Record-Busting “George Gershwin Alone”

Returns to the A.R.T. Sept. 27

 

By Susie Davidson

Advocate Correspondent

 

CAMBRIDGE - Hershey Felder's three-time extended one-man play about the life of George Gershwin, George Gershwin Alone, will return to the American Repertory Theatre from Sept. 27 to Oct. 12.

 

Felder’s play broke all box office and attendance records for the 22-year history of the theatre (previously held by Marcel Marceau). A playwright, actor and musician, Felder studied the legendary songwriter for five years after meeting a Holocaust survivor who was able to save his life by whistling “A Rhapsody in Blue” to entertain the Nazis. As an envoy at the January 1995 50th anniversary of the liberation of Auschwitz, Felder participated in Steven Spielberg’s SHOAH project by interviewing the Mengele Twin survivors, as well as the "whistler".

 

The show is cast as a chronological flashback, centered at Gershwin’s last apartment at 132 E. 72nd Street. It has been the only commercial Gershwin portrayal to be allowed by Gershwin family members.

 

Felder, who is married to ex-Canadian Prime Minister Kim Campbell, is all too happy to return to the A.R.T. stage. “Performing ‘George Gershwin Alone’ in Cambridge,” he said this week from Paris, “has been one of the greatest pleasures of my three-year-stint portraying the role.
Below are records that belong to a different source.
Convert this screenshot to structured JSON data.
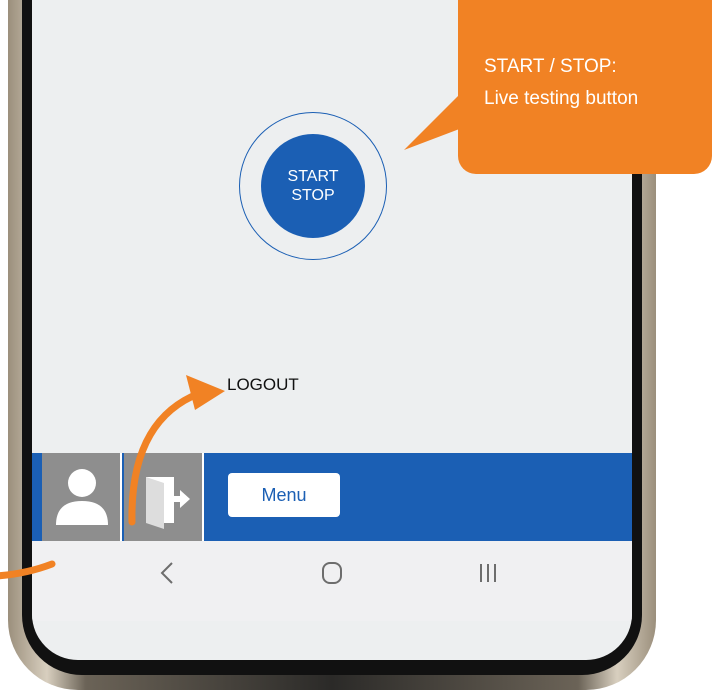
{
  "main": {
    "start_button": {
      "line1": "START",
      "line2": "STOP"
    }
  },
  "annotations": {
    "logout_label": "LOGOUT",
    "callout": {
      "line1": "START / STOP:",
      "line2": "Live testing button"
    }
  },
  "bottom_bar": {
    "menu_label": "Menu",
    "icons": [
      "user-icon",
      "logout-icon"
    ]
  },
  "nav": {
    "icons": [
      "back-icon",
      "home-icon",
      "recents-icon"
    ]
  },
  "colors": {
    "accent_blue": "#1b5fb4",
    "callout_orange": "#f18224",
    "icon_button_gray": "#8e8e8e",
    "screen_background": "#edeff0"
  }
}
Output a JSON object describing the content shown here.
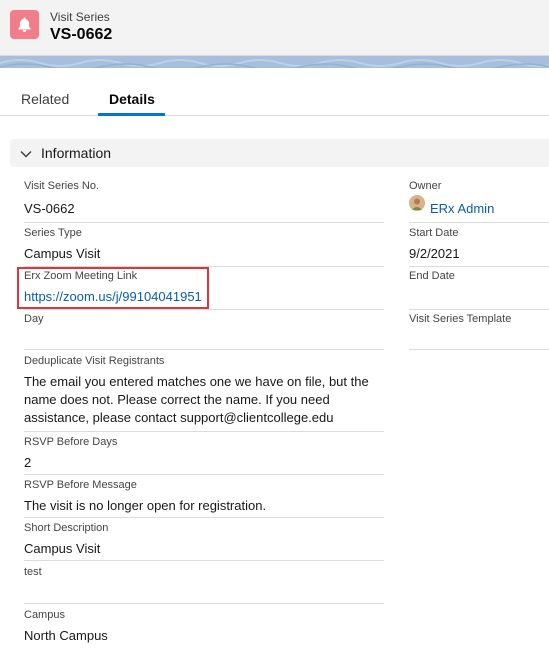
{
  "header": {
    "object_label": "Visit Series",
    "record_name": "VS-0662",
    "icon": "bell-icon",
    "icon_color": "#f27d8a"
  },
  "tabs": [
    {
      "label": "Related",
      "active": false
    },
    {
      "label": "Details",
      "active": true
    }
  ],
  "section": {
    "title": "Information",
    "expanded": true
  },
  "left_fields": {
    "visit_series_no": {
      "label": "Visit Series No.",
      "value": "VS-0662"
    },
    "series_type": {
      "label": "Series Type",
      "value": "Campus Visit"
    },
    "zoom_link": {
      "label": "Erx Zoom Meeting Link",
      "value": "https://zoom.us/j/99104041951"
    },
    "day": {
      "label": "Day",
      "value": ""
    },
    "dedupe": {
      "label": "Deduplicate Visit Registrants",
      "value": "The email you entered matches one we have on file, but the name does not. Please correct the name. If you need assistance, please contact support@clientcollege.edu"
    },
    "rsvp_days": {
      "label": "RSVP Before Days",
      "value": "2"
    },
    "rsvp_message": {
      "label": "RSVP Before Message",
      "value": "The visit is no longer open for registration."
    },
    "short_description": {
      "label": "Short Description",
      "value": "Campus Visit"
    },
    "test": {
      "label": "test",
      "value": ""
    },
    "campus": {
      "label": "Campus",
      "value": "North Campus"
    }
  },
  "right_fields": {
    "owner": {
      "label": "Owner",
      "value": "ERx Admin"
    },
    "start_date": {
      "label": "Start Date",
      "value": "9/2/2021"
    },
    "end_date": {
      "label": "End Date",
      "value": ""
    },
    "template": {
      "label": "Visit Series Template",
      "value": ""
    }
  },
  "colors": {
    "link": "#0b5cab",
    "active_tab": "#0176d3",
    "highlight": "#d9363e"
  }
}
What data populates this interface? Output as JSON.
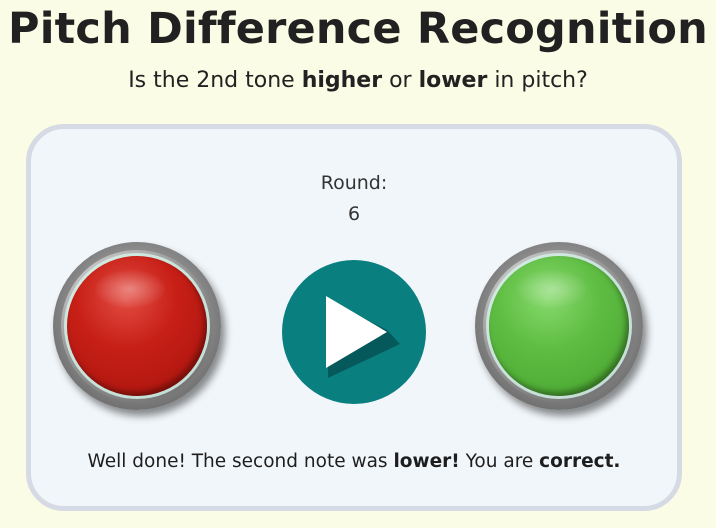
{
  "header": {
    "title": "Pitch Difference Recognition",
    "question_prefix": "Is the 2nd tone ",
    "question_higher": "higher",
    "question_or": " or ",
    "question_lower": "lower",
    "question_suffix": " in pitch?"
  },
  "game": {
    "round_label": "Round:",
    "round_value": "6"
  },
  "buttons": {
    "lower": {
      "icon": "red-arcade-button",
      "color": "#c71f16"
    },
    "play": {
      "icon": "play-icon",
      "color": "#0a7f80"
    },
    "higher": {
      "icon": "green-arcade-button",
      "color": "#5fbd43"
    }
  },
  "feedback": {
    "prefix": "Well done! The second note was ",
    "answer": "lower!",
    "middle": " You are ",
    "result": "correct."
  }
}
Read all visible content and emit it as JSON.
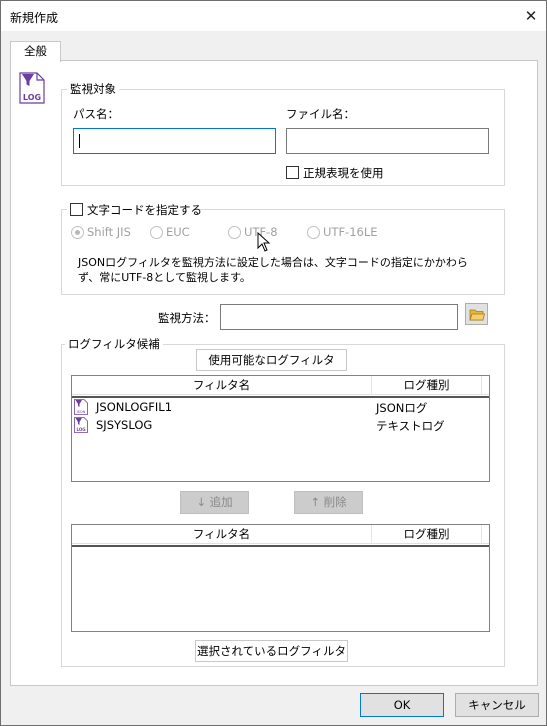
{
  "window": {
    "title": "新規作成",
    "close_glyph": "✕"
  },
  "tabs": [
    {
      "label": "全般"
    }
  ],
  "icon_label": "LOG",
  "small_icon_label": "JSON",
  "monitor_target": {
    "legend": "監視対象",
    "path_label": "パス名：",
    "path_value": "",
    "file_label": "ファイル名：",
    "file_value": "",
    "regex_label": "正規表現を使用",
    "regex_checked": false
  },
  "encoding": {
    "checkbox_label": "文字コードを指定する",
    "checked": false,
    "options": [
      "Shift JIS",
      "EUC",
      "UTF-8",
      "UTF-16LE"
    ],
    "selected": "Shift JIS",
    "note": "JSONログフィルタを監視方法に設定した場合は、文字コードの指定にかかわらず、常にUTF-8として監視します。"
  },
  "method": {
    "label": "監視方法：",
    "value": "",
    "browse_icon": "folder-icon"
  },
  "log_filter": {
    "legend": "ログフィルタ候補",
    "available_tab": "使用可能なログフィルタ",
    "selected_tab": "選択されているログフィルタ",
    "columns": [
      "フィルタ名",
      "ログ種別"
    ],
    "available_rows": [
      {
        "name": "JSONLOGFIL1",
        "type": "JSONログ"
      },
      {
        "name": "SJSYSLOG",
        "type": "テキストログ"
      }
    ],
    "selected_rows": [],
    "add_button": "↓ 追加",
    "remove_button": "↑ 削除"
  },
  "footer": {
    "ok": "OK",
    "cancel": "キャンセル"
  },
  "colors": {
    "accent": "#0078d7",
    "icon_purple": "#6b3fa0"
  }
}
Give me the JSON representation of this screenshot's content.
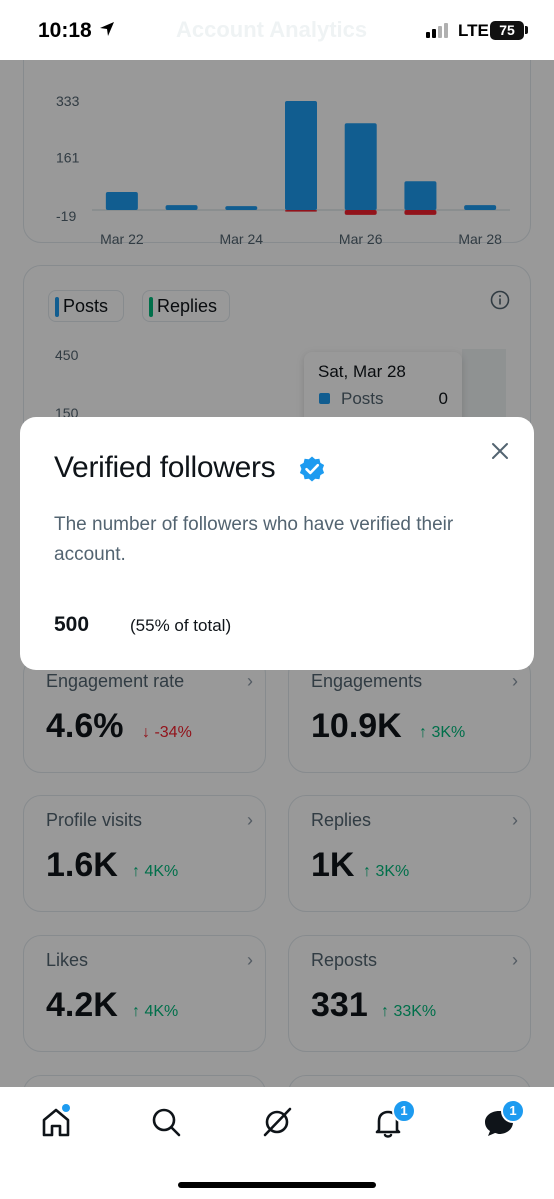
{
  "status_bar": {
    "time": "10:18",
    "network": "LTE",
    "battery": "75",
    "icons": [
      "location-arrow-icon",
      "signal-icon"
    ]
  },
  "header": {
    "title": "Account Analytics"
  },
  "impressions_chart": {
    "y_ticks": [
      "333",
      "161",
      "-19"
    ],
    "x_ticks": [
      "Mar 22",
      "Mar 24",
      "Mar 26",
      "Mar 28"
    ]
  },
  "chart_data": {
    "type": "bar",
    "categories": [
      "Mar 22",
      "Mar 23",
      "Mar 24",
      "Mar 25",
      "Mar 26",
      "Mar 27",
      "Mar 28"
    ],
    "series": [
      {
        "values": [
          55,
          15,
          12,
          333,
          265,
          88,
          15
        ]
      },
      {
        "values": [
          0,
          0,
          0,
          -5,
          -15,
          -15,
          0
        ]
      }
    ],
    "ylim": [
      -19,
      333
    ]
  },
  "engagement_chart": {
    "legend": [
      {
        "label": "Posts",
        "color": "#1d9bf0"
      },
      {
        "label": "Replies",
        "color": "#00ba7c"
      }
    ],
    "y_ticks": [
      "450",
      "150"
    ],
    "tooltip": {
      "title": "Sat, Mar 28",
      "row_label": "Posts",
      "row_value": "0"
    }
  },
  "modal": {
    "title": "Verified followers",
    "description": "The number of followers who have verified their account.",
    "count": "500",
    "percent": "(55% of total)",
    "icons": [
      "verified-badge-icon",
      "close-icon"
    ]
  },
  "metrics": [
    {
      "label": "Engagement rate",
      "value": "4.6%",
      "delta": "↓ -34%",
      "direction": "down"
    },
    {
      "label": "Engagements",
      "value": "10.9K",
      "delta": "↑ 3K%",
      "direction": "up"
    },
    {
      "label": "Profile visits",
      "value": "1.6K",
      "delta": "↑ 4K%",
      "direction": "up"
    },
    {
      "label": "Replies",
      "value": "1K",
      "delta": "↑ 3K%",
      "direction": "up"
    },
    {
      "label": "Likes",
      "value": "4.2K",
      "delta": "↑ 4K%",
      "direction": "up"
    },
    {
      "label": "Reposts",
      "value": "331",
      "delta": "↑ 33K%",
      "direction": "up"
    }
  ],
  "tab_bar": {
    "tabs": [
      "home-icon",
      "search-icon",
      "grok-icon",
      "notifications-icon",
      "messages-icon"
    ],
    "notifications_badge": "1",
    "messages_badge": "1"
  },
  "colors": {
    "accent": "#1d9bf0",
    "up": "#00ba7c",
    "down": "#f4212e"
  }
}
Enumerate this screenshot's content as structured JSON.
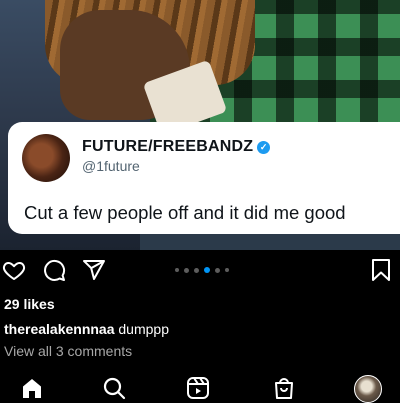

The A.R.T. became like an old family home very quickly: warm, welcoming, and fun. The audiences that began to come from as far away as Salem always surprised me in their desire to see this piece, and I really am thrilled that GGA has had the success that it has had at the ART.”

 

"Gershwin's 104th birthday is (was) on September 26 but we've been celebrating it with Hershey Felder for the past four months,” said A.R.T. Executive Director and Loeb Drama Center Director Robert Orchard. “It has been an honor to have the music and - through Hershey's fine performance -  the spirit of George Gershwin playing to full houses for such an extended period. I'm thrilled to be able to bring it back for these final two weeks".

 

The show has made national rounds in varied media; it had a 14 month, three-city run which included a limited engagement on Broadway, and has appeared on NBC, CBS, CBC, BRAVO, and PBS.

 

Gershwin, born in 1898 to Russian-Jewish immigrant parents in New York, died in L.A. of a brain tumor at the premature age of 38. In addition to the immemorial musicals “Porgy and Bess” and “Ragtime,” his songs include “Someone to Watch Over Me,” “Embraceable You,” “But Not For Me,” “I Got Rhythm,” and many more timeless classics included in Felder’s show.

 

What's on the post-Gershwin horizon?

 

“There are a number of new projects,” he answered. “The most imminent is the opening of “Back from Broadway,” starring James Barbour (Beauty and the Beast, Carousel, Jane Eyre) and myself in a new show that has had successful runs in Los Angeles, Florida, and a special appearance on Broadway at Lincoln Centre's Vivian Beaumont Theatre.” He staged this show on the same night following the completion of Gershwin at the A.R.T. “We found that audiences really took to this tale of two young artists who have suffered the trials and tribulations and also reaped the rewards of life on Broadway.”

 

Together with Nick Paleologos (Private Lives at The Stuart Street Playhouse, Boston, The Goat on Broadway, and other roles), “Back from Broadway” will open Nov. 1 at the Stuart Street Playhouse for a limited run.

 

“This production,” said Felder, “even gives the audience a chance to get in on what it feels like to sing on a Broadway stage. Surprises abound!”

 

While in Paris, the ever-revved Felder is studying “Chopin, Sand and Delacroix, who are the subjects of my next play about music, art, literature, and above all, Romance.”